作者主页:[ https://www.weiyigeek.top ]

作者博客:[ https://blog.weiyigeek.top ]

作者答疑学习交流群:请关注公众号后回复【学习交流群


文章目录:

  • 0x00 前言简述

  • 0x01 环境准备

    • 1.安装的二进制 etcdctl

    • 2.拉取带有 etcdctl 的 Docker 镜像

    • 3.Kubernetes 使用 etcdctl 镜像创建Pod

  • 0x02 备份实践

    • 1.使用二进制安装 etcdctl 客户端工具

    • 2.使用Docker镜像安装 etcdctl 客户端工具

    • 3.在kubernetes集群中快速创建pod进行手动备份

    • 4.在kubernetes集群中使用CronJob资源控制器进行定时备份

  • 0x02 恢复实践

    • 1.单master节点恢复

    • 2.多master节点恢复

    • 3.K8S集群中etcd数据库节点数据不一致问题解决实践


温馨提示: 由于作者水平有限,本章错漏缺点在所难免,希望读者批评指正,若有问题或建议请在文章末尾留下您宝贵的经验知识,或联系邮箱地址

master@weiyigeek.top 或 关注公众号 [全栈工程师修炼指南] 留言。



0x00 前言简述

描述:在 Kubernetes 集群中所有操作的资源数据都是存储在 etcd 数据库上, 所以防止集群节点瘫痪未正常工作或在集群迁移时,以及在出现异常的情况下能尽快的恢复集群数据,则我们需要定期针对etcd集群数据进行相应的容灾操作。

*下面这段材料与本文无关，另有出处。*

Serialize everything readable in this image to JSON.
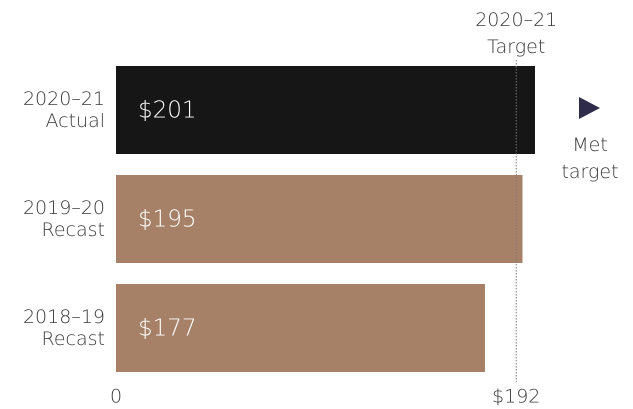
{
  "chart_data": {
    "type": "bar",
    "orientation": "horizontal",
    "categories": [
      "2020–21\nActual",
      "2019–20\nRecast",
      "2018–19\nRecast"
    ],
    "values": [
      201,
      195,
      177
    ],
    "value_labels": [
      "$201",
      "$195",
      "$177"
    ],
    "colors": [
      "#161616",
      "#a68167",
      "#a68167"
    ],
    "xlim": [
      0,
      201
    ],
    "xticks": [
      0,
      {
        "value": 192,
        "label": "$192"
      }
    ],
    "target": {
      "value": 192,
      "label": "2020–21\nTarget"
    },
    "annotation": "Met\ntarget"
  }
}
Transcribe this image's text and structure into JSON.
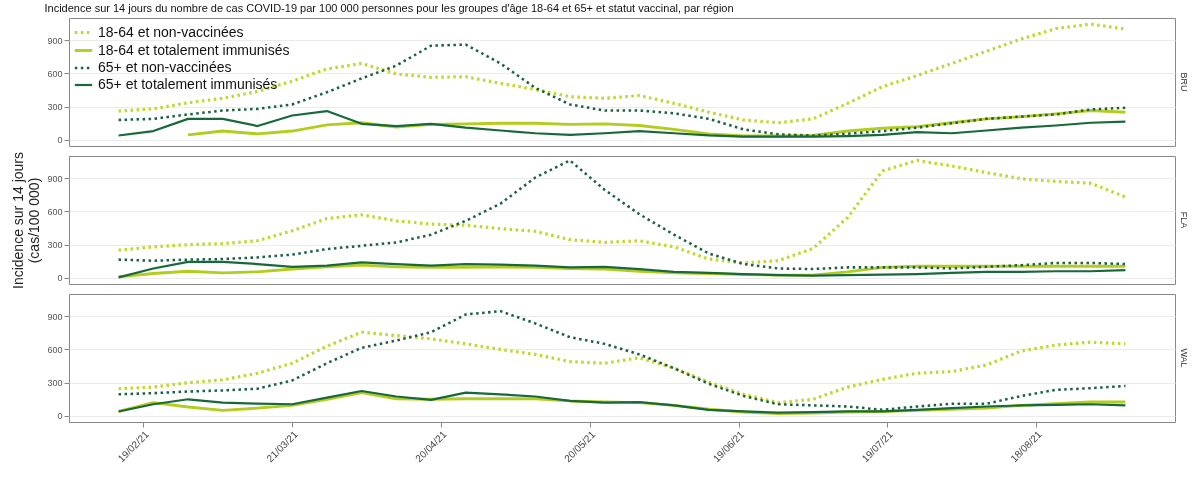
{
  "chart_data": [
    {
      "type": "line",
      "title": "Incidence sur 14 jours du nombre de cas COVID-19 par 100 000 personnes pour les groupes d'âge 18-64 et 65+ et statut vaccinal, par région",
      "subtitle": "BRU",
      "legend": "top left",
      "grid": "y",
      "tick_labels": "y",
      "x": [
        "2021-02-14",
        "2021-02-21",
        "2021-02-28",
        "2021-03-07",
        "2021-03-14",
        "2021-03-21",
        "2021-03-28",
        "2021-04-04",
        "2021-04-11",
        "2021-04-18",
        "2021-04-25",
        "2021-05-02",
        "2021-05-09",
        "2021-05-16",
        "2021-05-23",
        "2021-05-30",
        "2021-06-06",
        "2021-06-13",
        "2021-06-20",
        "2021-06-27",
        "2021-07-04",
        "2021-07-11",
        "2021-07-18",
        "2021-07-25",
        "2021-08-01",
        "2021-08-08",
        "2021-08-15",
        "2021-08-22",
        "2021-08-29",
        "2021-09-05"
      ],
      "xlim": [
        "2021-02-04",
        "2021-09-15"
      ],
      "ylim": [
        -55,
        1100
      ],
      "yticks": [
        0,
        300,
        600,
        900
      ],
      "series": [
        {
          "name": "18-64 et non-vaccinées",
          "color": "#c3d62a",
          "line_style": "dotted",
          "values": [
            260,
            280,
            335,
            375,
            437,
            530,
            640,
            690,
            595,
            565,
            570,
            510,
            455,
            390,
            375,
            400,
            330,
            250,
            180,
            155,
            190,
            330,
            480,
            580,
            690,
            800,
            910,
            1005,
            1045,
            1000
          ]
        },
        {
          "name": "18-64 et totalement immunisés",
          "color": "#b4cc1f",
          "line_style": "solid",
          "values": [
            null,
            null,
            45,
            80,
            55,
            80,
            135,
            155,
            115,
            140,
            145,
            150,
            150,
            140,
            145,
            130,
            95,
            55,
            35,
            35,
            40,
            80,
            105,
            120,
            155,
            190,
            210,
            235,
            265,
            250
          ]
        },
        {
          "name": "65+ et non-vaccinées",
          "color": "#1b6040",
          "line_style": "dotted",
          "values": [
            180,
            190,
            230,
            265,
            280,
            320,
            430,
            555,
            670,
            850,
            860,
            690,
            470,
            320,
            265,
            265,
            240,
            190,
            95,
            50,
            40,
            55,
            80,
            110,
            150,
            190,
            210,
            230,
            275,
            290
          ]
        },
        {
          "name": "65+ et totalement immunisés",
          "color": "#17693a",
          "line_style": "solid",
          "values": [
            40,
            80,
            190,
            190,
            125,
            220,
            260,
            145,
            125,
            145,
            110,
            85,
            60,
            45,
            60,
            80,
            60,
            40,
            30,
            30,
            30,
            35,
            45,
            70,
            60,
            85,
            110,
            130,
            155,
            165
          ]
        }
      ]
    },
    {
      "type": "line",
      "subtitle": "FLA",
      "ylabel": "Incidence sur 14 jours\n(cas/100 000)",
      "legend": false,
      "grid": "y",
      "tick_labels": "y",
      "x": [
        "2021-02-14",
        "2021-02-21",
        "2021-02-28",
        "2021-03-07",
        "2021-03-14",
        "2021-03-21",
        "2021-03-28",
        "2021-04-04",
        "2021-04-11",
        "2021-04-18",
        "2021-04-25",
        "2021-05-02",
        "2021-05-09",
        "2021-05-16",
        "2021-05-23",
        "2021-05-30",
        "2021-06-06",
        "2021-06-13",
        "2021-06-20",
        "2021-06-27",
        "2021-07-04",
        "2021-07-11",
        "2021-07-18",
        "2021-07-25",
        "2021-08-01",
        "2021-08-08",
        "2021-08-15",
        "2021-08-22",
        "2021-08-29",
        "2021-09-05"
      ],
      "xlim": [
        "2021-02-04",
        "2021-09-15"
      ],
      "ylim": [
        -55,
        1100
      ],
      "yticks": [
        0,
        300,
        600,
        900
      ],
      "series": [
        {
          "color": "#c3d62a",
          "line_style": "dotted",
          "values": [
            250,
            280,
            300,
            310,
            335,
            425,
            535,
            570,
            515,
            485,
            475,
            445,
            420,
            345,
            320,
            335,
            280,
            170,
            135,
            155,
            265,
            545,
            965,
            1060,
            1010,
            950,
            895,
            870,
            855,
            730
          ]
        },
        {
          "color": "#b4cc1f",
          "line_style": "solid",
          "values": [
            10,
            40,
            60,
            45,
            55,
            80,
            100,
            115,
            100,
            95,
            95,
            100,
            95,
            85,
            80,
            60,
            45,
            40,
            30,
            25,
            25,
            55,
            95,
            105,
            105,
            105,
            105,
            105,
            105,
            105
          ]
        },
        {
          "color": "#1b6040",
          "line_style": "dotted",
          "values": [
            165,
            155,
            165,
            170,
            185,
            210,
            260,
            290,
            320,
            390,
            515,
            670,
            905,
            1060,
            795,
            575,
            390,
            220,
            125,
            85,
            80,
            95,
            95,
            95,
            85,
            100,
            115,
            135,
            135,
            125
          ]
        },
        {
          "color": "#17693a",
          "line_style": "solid",
          "values": [
            5,
            85,
            145,
            145,
            125,
            100,
            110,
            140,
            125,
            110,
            125,
            120,
            110,
            95,
            100,
            80,
            55,
            45,
            35,
            25,
            20,
            25,
            30,
            35,
            45,
            55,
            55,
            60,
            60,
            70
          ]
        }
      ]
    },
    {
      "type": "line",
      "subtitle": "WAL",
      "legend": false,
      "grid": "y",
      "x": [
        "2021-02-14",
        "2021-02-21",
        "2021-02-28",
        "2021-03-07",
        "2021-03-14",
        "2021-03-21",
        "2021-03-28",
        "2021-04-04",
        "2021-04-11",
        "2021-04-18",
        "2021-04-25",
        "2021-05-02",
        "2021-05-09",
        "2021-05-16",
        "2021-05-23",
        "2021-05-30",
        "2021-06-06",
        "2021-06-13",
        "2021-06-20",
        "2021-06-27",
        "2021-07-04",
        "2021-07-11",
        "2021-07-18",
        "2021-07-25",
        "2021-08-01",
        "2021-08-08",
        "2021-08-15",
        "2021-08-22",
        "2021-08-29",
        "2021-09-05"
      ],
      "xlim": [
        "2021-02-04",
        "2021-09-15"
      ],
      "xticks": [
        {
          "value": "2021-02-19",
          "label": "19/02/21"
        },
        {
          "value": "2021-03-21",
          "label": "21/03/21"
        },
        {
          "value": "2021-04-20",
          "label": "20/04/21"
        },
        {
          "value": "2021-05-20",
          "label": "20/05/21"
        },
        {
          "value": "2021-06-19",
          "label": "19/06/21"
        },
        {
          "value": "2021-07-19",
          "label": "19/07/21"
        },
        {
          "value": "2021-08-18",
          "label": "18/08/21"
        }
      ],
      "ylim": [
        -55,
        1100
      ],
      "yticks": [
        0,
        300,
        600,
        900
      ],
      "series": [
        {
          "color": "#c3d62a",
          "line_style": "dotted",
          "values": [
            245,
            260,
            300,
            325,
            385,
            475,
            630,
            755,
            725,
            695,
            650,
            600,
            555,
            490,
            475,
            525,
            430,
            305,
            195,
            120,
            150,
            260,
            330,
            385,
            400,
            460,
            585,
            640,
            665,
            650
          ]
        },
        {
          "color": "#b4cc1f",
          "line_style": "solid",
          "values": [
            40,
            120,
            80,
            50,
            70,
            95,
            150,
            210,
            155,
            150,
            155,
            155,
            155,
            135,
            125,
            120,
            95,
            60,
            35,
            20,
            25,
            35,
            40,
            50,
            60,
            70,
            95,
            110,
            125,
            125
          ]
        },
        {
          "color": "#1b6040",
          "line_style": "dotted",
          "values": [
            195,
            205,
            220,
            230,
            245,
            320,
            475,
            615,
            680,
            755,
            915,
            945,
            835,
            710,
            650,
            555,
            430,
            290,
            180,
            105,
            95,
            85,
            55,
            85,
            110,
            110,
            180,
            235,
            250,
            270
          ]
        },
        {
          "color": "#17693a",
          "line_style": "solid",
          "values": [
            40,
            105,
            150,
            120,
            110,
            105,
            165,
            225,
            175,
            145,
            210,
            195,
            175,
            135,
            120,
            125,
            95,
            55,
            40,
            30,
            35,
            40,
            40,
            55,
            70,
            85,
            95,
            100,
            105,
            95
          ]
        }
      ]
    }
  ]
}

在K8S集群中或者Docker环境中,我们可以非常方便的针对 etcd 数据进行备份,通我们常在一个节点上对 etcd 做快照就能够实现etcd数据的备份,其快照文件包含所有 Kubernetes 状态和关键信息, 有了etcd集群数据备份后,例如在灾难场景(例如丢失所有控制平面节点)下也能快速恢复 Kubernetes 集群,Boss再也不同担心系统起不来呢。


0x01 环境准备

1.安装的二进制 etcdctl

描述: etcdctl 二进制文件可以在 github.com/coreos/etcd/releases
 选择对应的版本下载,例如可以执行以下 install_etcdctl.sh
 的脚本,修改其中的版本信息。

install_etcdctl.sh

    #!/bin/bash
    # Author: WeiyiGeek
    # Description: etcd 与 etcdctl 下载安装
    ETCD_VER=v3.5.5
    ETCD_DIR=etcd-download
    DOWNLOAD_URL=https://github.com/coreos/etcd/releases/download


    # Download
    mkdir ${ETCD_DIR}
    cd ${ETCD_DIR}
    wget ${DOWNLOAD_URL}/${ETCD_VER}/etcd-${ETCD_VER}-linux-amd64.tar.gz
    tar -xzvf etcd-${ETCD_VER}-linux-amd64.tar.gz


    # Install
    cd etcd-${ETCD_VER}-linux-amd64
    cp etcdctl usr/local/bin/

    验证安装:

    $ etcdctl version
    etcdctl version: 3.5.5
    API version: 3.5


    2.拉取带有 etcdctl 的 Docker 镜像

    操作流程:

      # 镜像拉取与容器创建。
      docker run --rm \
      -v data/backup:/backup \
      -v etc/kubernetes/pki/etcd:/etc/kubernetes/pki/etcd \
      --env ETCDCTL_API=3 \
      registry.cn-hangzhou.aliyuncs.com/google_containers/etcd:3.5.1-0 \
      /bin/sh -c "etcdctl version"

      安装验证:

        3.5.1-0: Pulling from google_containers/etcd
        e8614d09b7be: Pull complete
        45b6afb4a92f: Pull complete
        .......
        Digest: sha256:64b9ea357325d5db9f8a723dcf503b5a449177b17ac87d69481e126bb724c263
        Status: Downloaded newer image for registry.cn-hangzhou.aliyuncs.com/google_containers/etcd:3.5.1-0
        etcdctl version: 3.5.1
        API version: 3.5


        3.Kubernetes 使用 etcdctl 镜像创建Pod

          # 镜像拉取
          crictl pull registry.cn-hangzhou.aliyuncs.com/google_containers/etcd:3.5.5-0


          # Pod 创建以及安装验证
          $ kubectl run etcdctl --image=registry.cn-hangzhou.aliyuncs.com/google_containers/etcd:3.5.5-0 --command -- usr/local/bin/etcdctl version
          $ kubectl logs -f etcdctl
          etcdctl version: 3.5.5
          API version: 3.5
          $ kubectl delete pod etcdctl


          0x02 备份实践

          1.使用二进制安装 etcdctl 客户端工具

          温馨提示: 如果是单节点 Kubernetes 我们只需要对其的 etcd 数据库进行快照备份, 如果是多主多从的集群,我们则需依次备份多个 master 节点中 etcd,防止在备份时etc数据被更改!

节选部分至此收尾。